Chez une femme enceinte, particulièrement, ce courage porte fruit ! Le bébé pour qui l’on a osé dépasser les barrières de l’inconscience, de la peur ou de la honte devient alors un motivateur et un coéquipier extraordinaire qui permet à sa mère de grandir et de faire les pas de géant qu’elle n’aurait peut-être pas faits sans le malaise et le symptôme initial. Parfois aussi à toute la famille ! Dans le cas de Louise, cette tristesse qu’elle n’a jamais autant ressentie que maintenant lui permettra de nettoyer ce qui appelait en elle depuis très longtemps. La grossesse est une période particulièrement propice pour faire du ménage, et tout le monde en bénéficiera. Le jeu des hormones sert de révélateur. Les hormones n’inventent pas un inconfort : elles mettent en évidence ce qui a besoin d’être mis en lumière.
Le retour de l’espoir…
Après notre rencontre, le bébé de Louise n’a pas eu besoin que sa mère ait complètement réglé son problème pour poursuivre sa route sereinement. Le seul fait de s’être exprimé clairement et d’avoir pu partager l’objet de son inconfort avec elle lui a permis de se concentrer sur son projet personnel qui consistait à se mettre au monde en déclenchant sa naissance. Pour ce bébé, sentir que sa mère avait pris en main le « dossier » de sa tristesse et l’avoir vu s’en occuper concrètement l’a libéré de sa préoccupation et a installé en son cœur et en son âme ce que l’on appelle tout simplement… l’espoir.

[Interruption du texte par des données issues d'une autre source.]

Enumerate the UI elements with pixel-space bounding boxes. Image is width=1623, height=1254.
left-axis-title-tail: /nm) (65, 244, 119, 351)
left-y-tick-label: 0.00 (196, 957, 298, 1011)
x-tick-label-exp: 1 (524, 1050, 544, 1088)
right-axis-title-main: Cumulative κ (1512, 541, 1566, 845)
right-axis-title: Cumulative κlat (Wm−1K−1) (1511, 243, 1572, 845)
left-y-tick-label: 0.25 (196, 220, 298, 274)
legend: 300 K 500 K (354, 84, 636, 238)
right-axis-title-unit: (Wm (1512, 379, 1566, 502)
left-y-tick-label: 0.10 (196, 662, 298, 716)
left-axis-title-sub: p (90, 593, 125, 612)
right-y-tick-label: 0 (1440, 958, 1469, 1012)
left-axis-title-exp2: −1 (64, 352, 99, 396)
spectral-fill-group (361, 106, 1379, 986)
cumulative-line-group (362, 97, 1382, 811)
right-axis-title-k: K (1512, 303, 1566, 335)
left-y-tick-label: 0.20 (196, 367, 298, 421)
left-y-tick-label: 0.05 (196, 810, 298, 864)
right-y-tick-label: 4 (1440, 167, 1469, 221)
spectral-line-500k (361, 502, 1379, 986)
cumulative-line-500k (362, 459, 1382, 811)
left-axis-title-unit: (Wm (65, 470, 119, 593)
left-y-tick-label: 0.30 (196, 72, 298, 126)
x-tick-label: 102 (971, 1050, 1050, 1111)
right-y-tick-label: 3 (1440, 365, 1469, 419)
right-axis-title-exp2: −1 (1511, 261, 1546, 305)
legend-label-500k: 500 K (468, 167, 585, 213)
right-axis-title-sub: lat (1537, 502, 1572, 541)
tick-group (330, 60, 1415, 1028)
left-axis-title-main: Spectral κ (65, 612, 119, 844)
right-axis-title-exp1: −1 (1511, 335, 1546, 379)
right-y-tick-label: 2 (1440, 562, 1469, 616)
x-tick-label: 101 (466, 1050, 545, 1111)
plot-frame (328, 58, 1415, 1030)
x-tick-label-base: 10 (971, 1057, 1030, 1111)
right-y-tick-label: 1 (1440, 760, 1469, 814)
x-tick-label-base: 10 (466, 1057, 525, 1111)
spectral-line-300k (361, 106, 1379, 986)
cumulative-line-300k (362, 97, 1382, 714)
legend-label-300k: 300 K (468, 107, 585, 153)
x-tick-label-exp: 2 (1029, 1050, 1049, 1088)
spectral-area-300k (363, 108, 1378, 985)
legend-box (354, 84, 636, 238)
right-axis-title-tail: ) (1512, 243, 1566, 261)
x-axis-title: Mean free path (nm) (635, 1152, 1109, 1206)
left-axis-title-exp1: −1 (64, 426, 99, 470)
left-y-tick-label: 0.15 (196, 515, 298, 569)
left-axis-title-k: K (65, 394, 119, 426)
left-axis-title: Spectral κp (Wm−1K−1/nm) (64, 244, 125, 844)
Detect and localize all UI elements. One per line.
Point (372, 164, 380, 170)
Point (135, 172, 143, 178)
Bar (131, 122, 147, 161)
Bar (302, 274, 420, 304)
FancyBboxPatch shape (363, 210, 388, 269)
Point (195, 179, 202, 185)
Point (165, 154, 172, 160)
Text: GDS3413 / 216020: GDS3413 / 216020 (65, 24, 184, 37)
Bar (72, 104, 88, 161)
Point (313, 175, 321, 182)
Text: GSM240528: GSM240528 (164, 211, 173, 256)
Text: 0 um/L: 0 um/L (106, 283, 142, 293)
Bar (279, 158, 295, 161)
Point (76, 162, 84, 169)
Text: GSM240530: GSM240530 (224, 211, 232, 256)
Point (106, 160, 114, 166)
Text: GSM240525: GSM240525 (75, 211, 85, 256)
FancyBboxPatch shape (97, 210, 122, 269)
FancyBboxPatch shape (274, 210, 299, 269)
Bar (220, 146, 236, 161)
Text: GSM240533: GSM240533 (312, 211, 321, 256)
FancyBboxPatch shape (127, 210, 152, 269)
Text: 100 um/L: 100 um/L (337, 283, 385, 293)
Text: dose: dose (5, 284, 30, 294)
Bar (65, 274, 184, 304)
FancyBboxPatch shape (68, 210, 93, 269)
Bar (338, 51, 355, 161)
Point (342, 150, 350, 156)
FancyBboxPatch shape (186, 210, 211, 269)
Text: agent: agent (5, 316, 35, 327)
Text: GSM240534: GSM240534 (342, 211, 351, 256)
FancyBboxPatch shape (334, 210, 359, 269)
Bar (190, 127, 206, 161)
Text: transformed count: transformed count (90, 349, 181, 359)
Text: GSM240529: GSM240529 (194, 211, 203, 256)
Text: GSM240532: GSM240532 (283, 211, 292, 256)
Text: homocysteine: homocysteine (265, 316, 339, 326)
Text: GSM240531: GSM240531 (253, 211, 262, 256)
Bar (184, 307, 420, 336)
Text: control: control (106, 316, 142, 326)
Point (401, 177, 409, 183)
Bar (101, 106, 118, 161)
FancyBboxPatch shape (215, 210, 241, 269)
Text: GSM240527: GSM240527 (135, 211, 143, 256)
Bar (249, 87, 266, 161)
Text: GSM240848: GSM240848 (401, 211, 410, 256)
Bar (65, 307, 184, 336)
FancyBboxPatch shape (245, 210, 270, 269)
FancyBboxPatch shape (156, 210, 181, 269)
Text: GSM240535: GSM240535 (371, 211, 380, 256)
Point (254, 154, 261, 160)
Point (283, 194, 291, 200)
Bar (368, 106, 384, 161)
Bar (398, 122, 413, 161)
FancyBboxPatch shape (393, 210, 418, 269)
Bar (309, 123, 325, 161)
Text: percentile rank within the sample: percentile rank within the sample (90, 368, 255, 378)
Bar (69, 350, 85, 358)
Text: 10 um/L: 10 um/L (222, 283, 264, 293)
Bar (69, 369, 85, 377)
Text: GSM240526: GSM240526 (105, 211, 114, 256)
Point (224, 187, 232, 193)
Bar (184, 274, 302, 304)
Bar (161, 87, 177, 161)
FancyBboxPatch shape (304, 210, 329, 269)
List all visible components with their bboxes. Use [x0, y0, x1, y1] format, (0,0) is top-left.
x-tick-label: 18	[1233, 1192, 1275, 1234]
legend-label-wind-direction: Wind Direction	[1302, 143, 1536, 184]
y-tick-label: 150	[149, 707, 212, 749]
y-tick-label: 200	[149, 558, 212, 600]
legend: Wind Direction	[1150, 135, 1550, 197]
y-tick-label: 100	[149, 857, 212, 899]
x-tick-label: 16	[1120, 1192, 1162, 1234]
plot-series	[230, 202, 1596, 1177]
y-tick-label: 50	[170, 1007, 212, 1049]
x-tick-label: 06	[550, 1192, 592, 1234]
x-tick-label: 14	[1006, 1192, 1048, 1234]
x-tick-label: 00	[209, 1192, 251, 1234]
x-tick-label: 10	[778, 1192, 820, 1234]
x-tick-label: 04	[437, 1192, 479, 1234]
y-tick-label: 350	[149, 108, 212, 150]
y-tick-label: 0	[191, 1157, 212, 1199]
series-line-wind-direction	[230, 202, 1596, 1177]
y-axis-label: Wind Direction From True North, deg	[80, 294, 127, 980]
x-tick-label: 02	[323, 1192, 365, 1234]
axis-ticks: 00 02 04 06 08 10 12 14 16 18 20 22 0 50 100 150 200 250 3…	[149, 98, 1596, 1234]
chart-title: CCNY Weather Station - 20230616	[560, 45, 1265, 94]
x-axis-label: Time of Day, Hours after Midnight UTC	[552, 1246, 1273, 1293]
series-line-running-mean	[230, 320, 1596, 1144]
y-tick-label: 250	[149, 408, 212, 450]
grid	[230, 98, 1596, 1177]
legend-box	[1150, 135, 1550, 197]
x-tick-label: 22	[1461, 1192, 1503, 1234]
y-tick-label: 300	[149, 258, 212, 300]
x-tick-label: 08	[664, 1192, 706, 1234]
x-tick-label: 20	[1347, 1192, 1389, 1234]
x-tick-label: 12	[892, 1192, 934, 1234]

J’espère que l’histoire de Louise et de son bébé in utero donnera espoir et courage aux mères-en-devenir, en particulier celles qui sont tristes ou déprimées. De l’aide et des solutions efficaces existent. Je vous souhaite la force d’accepter la main que leur tend peut-être votre enfant par un symptôme ou un autre. Je vous invite à donner la parole à votre bébé qui jamais ne vous juge ni ne vous critique.